Here's what one plane passenger said to his loved one before the impact:

and a collection of photos of those who perished:

A video displaying all the names takes four and a half hours to get through the list.

In this Centre I wept. Something about the patriotism of the American people was very touching. I think America is also at heart a religious nation. The video presentation on the rescue operation was extremely sensitive about the recovery of bodies, or parts of bodies, from the smouldering ruins. Every time a body or part of one was recovered, silence was observed and prayer offered as the body was removed with dignity on a Fire Department stretcher draped with the American flag. The Visitor Center is a permanent record of great heroism and stoicism.

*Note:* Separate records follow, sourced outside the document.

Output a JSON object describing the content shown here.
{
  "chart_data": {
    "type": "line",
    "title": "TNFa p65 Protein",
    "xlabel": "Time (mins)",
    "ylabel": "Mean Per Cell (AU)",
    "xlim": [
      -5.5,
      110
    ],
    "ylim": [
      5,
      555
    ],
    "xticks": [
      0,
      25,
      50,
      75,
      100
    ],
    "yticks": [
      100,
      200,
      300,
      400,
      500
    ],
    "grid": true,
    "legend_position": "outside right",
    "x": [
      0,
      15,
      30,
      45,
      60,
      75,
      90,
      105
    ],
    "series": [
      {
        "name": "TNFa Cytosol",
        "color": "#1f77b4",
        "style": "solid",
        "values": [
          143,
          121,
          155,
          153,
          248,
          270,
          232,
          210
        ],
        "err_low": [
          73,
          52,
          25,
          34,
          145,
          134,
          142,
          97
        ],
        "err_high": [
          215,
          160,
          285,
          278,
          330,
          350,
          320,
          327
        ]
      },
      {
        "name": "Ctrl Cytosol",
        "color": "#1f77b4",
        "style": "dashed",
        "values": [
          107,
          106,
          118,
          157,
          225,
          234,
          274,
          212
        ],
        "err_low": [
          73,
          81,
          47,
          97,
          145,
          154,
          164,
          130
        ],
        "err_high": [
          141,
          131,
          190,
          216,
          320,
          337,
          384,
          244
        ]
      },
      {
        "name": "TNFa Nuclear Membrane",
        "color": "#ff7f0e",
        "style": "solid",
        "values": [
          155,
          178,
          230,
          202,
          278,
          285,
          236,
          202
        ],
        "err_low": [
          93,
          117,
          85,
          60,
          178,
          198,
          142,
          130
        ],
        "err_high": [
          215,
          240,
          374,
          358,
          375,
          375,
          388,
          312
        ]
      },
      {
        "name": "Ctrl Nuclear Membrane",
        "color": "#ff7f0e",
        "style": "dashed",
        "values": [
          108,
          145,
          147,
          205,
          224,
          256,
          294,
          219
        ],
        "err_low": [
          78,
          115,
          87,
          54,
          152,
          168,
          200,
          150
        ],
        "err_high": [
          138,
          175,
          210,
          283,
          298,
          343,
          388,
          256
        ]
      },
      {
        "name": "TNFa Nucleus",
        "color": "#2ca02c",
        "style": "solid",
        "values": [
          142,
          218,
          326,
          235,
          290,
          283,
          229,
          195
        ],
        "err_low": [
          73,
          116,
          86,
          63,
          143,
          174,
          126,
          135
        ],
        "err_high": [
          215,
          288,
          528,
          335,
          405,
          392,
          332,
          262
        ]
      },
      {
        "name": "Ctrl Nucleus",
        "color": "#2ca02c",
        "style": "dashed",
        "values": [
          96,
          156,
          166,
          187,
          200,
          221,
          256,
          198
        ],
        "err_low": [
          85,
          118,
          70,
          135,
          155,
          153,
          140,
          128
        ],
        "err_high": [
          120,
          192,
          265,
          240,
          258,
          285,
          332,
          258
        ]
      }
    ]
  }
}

One thing which is noticeable is that not a mention is made of the perpetrators of this terrible act. Everything focuses on the people directly involved. No doubt some will dismiss it as an attempt at propaganda. For my own part, I know that America is not a perfect nation or a nation of saints. But it is a great nation. It is also a hugely influential nation in the world, with the possibility of being a force for good or a force for evil. I would urge prayer for this nation that it may be a force for good.

(And had President Bush not declared a war on terror, nor gone into Iraq, perhaps he would be remembered as a great president.)

If you visit New York, do not fail to visit Ground Zero.